- 3/4 pound medium shrimp, shelled and deveined (reserve shells)
- 3 tablespoons olive oil
- 1/3 cup dry sherry
- 5 cups water
- 1 bay leaf
- 1 carrot, chopped
- 1 large stalk celery, chopped
- 1 medium onion, chopped
- 1 tablespoon plus 1 teaspoon long-grain white rice
- 1 tablespoon plus 1 teaspoon tomato paste
- 1/4 teaspoon cayenne pepper
- 1/2 teaspoon salt
- 1/4 cup heavy cream
Heat 1 tablespoon olive oil in a medium saucepan over medium high heat. Add shrimp shells and cook, stirring frequently, until the tails turn pink, about 2 minutes. Add sherry and cook, stirring frequently, until most of sherry is evaporated. Add water and bay leaf, bring the mixture to a boil; reduce to a simmer. Let simmer, uncovered, 20 minutes. Pour shrimp stock through a strainer into a bowl and press gently on the shells to release extra liquid. Discard shells and bay leaf.

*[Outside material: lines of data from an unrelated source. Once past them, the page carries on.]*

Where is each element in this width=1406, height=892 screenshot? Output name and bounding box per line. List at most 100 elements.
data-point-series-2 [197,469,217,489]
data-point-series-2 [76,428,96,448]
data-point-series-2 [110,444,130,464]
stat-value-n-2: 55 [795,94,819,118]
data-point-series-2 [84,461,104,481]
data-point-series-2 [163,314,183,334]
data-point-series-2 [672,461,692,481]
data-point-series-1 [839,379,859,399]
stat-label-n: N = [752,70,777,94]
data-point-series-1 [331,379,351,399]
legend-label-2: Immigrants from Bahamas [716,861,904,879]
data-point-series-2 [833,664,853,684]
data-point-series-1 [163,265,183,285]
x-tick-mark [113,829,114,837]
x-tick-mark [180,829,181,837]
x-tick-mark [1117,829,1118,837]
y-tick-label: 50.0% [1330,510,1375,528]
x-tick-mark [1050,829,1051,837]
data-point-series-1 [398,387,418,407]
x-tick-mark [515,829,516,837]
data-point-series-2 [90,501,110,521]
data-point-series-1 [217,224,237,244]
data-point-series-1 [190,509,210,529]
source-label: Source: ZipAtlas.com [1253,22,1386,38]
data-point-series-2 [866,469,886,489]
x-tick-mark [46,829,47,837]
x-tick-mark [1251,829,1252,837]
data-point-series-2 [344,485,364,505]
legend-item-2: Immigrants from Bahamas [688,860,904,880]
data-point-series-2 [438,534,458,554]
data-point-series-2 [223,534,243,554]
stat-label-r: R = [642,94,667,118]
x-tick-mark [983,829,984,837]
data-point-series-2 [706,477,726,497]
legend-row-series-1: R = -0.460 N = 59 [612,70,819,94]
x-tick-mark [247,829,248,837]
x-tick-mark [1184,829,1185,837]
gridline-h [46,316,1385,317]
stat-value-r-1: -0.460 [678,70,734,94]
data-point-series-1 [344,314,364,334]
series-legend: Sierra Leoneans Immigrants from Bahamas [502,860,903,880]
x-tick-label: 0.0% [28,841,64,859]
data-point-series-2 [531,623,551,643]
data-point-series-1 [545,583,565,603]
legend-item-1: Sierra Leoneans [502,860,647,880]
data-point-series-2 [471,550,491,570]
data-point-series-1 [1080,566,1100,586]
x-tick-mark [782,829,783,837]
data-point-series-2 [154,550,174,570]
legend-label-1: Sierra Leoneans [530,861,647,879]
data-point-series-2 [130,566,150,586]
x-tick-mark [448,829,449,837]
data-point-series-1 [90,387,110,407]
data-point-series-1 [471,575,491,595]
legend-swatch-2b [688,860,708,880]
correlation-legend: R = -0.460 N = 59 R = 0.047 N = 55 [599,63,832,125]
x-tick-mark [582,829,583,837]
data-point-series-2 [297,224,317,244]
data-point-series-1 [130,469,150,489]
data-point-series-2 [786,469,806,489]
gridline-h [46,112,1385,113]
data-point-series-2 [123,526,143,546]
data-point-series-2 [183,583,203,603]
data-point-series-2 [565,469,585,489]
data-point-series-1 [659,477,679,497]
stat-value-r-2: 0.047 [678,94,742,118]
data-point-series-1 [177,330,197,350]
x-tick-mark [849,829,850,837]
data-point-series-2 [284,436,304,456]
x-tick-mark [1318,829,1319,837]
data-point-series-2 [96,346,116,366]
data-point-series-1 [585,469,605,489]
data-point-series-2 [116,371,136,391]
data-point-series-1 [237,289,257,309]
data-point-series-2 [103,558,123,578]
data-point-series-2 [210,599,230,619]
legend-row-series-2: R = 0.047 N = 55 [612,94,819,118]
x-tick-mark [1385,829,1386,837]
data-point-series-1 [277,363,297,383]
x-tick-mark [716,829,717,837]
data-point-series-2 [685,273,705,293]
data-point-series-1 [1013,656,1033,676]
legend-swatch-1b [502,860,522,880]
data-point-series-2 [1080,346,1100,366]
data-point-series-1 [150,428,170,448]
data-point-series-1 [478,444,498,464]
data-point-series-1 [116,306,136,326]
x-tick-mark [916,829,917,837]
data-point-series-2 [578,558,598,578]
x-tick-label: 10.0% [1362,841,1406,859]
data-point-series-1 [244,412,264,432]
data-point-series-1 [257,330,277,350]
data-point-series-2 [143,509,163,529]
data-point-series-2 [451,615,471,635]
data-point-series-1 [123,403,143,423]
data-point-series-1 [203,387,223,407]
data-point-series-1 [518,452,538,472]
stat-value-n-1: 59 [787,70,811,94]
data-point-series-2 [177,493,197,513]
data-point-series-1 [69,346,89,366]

While stock is cooking, heat 1 tablespoon olive oil in a large saucepan over medium heat. Add the shrimp and cook, stirring frequently, until cooked through (3-4 minutes). Move to a bowl and set aside. In the saucepan, add 1 tablespoon olive oil, carrots, celery and onion. Cook until the onion and celery are soft, about 5 minutes. Stir in shrimp stock, rice, tomato paste, cayenne pepper and salt. Cover the saucepan and simmer the mixture until the rice is tender, about 20 minutes. Reserve 4-8 shrimp for garnish and stir the remaining shrimp into the soup. Allow soup to cool 10 minutes. In a blender, puree the soup until smooth. Return soup to saucepan and stir in cream. Reheat on low. Serve in bowls and garnish with whole shrimp. Serves 4.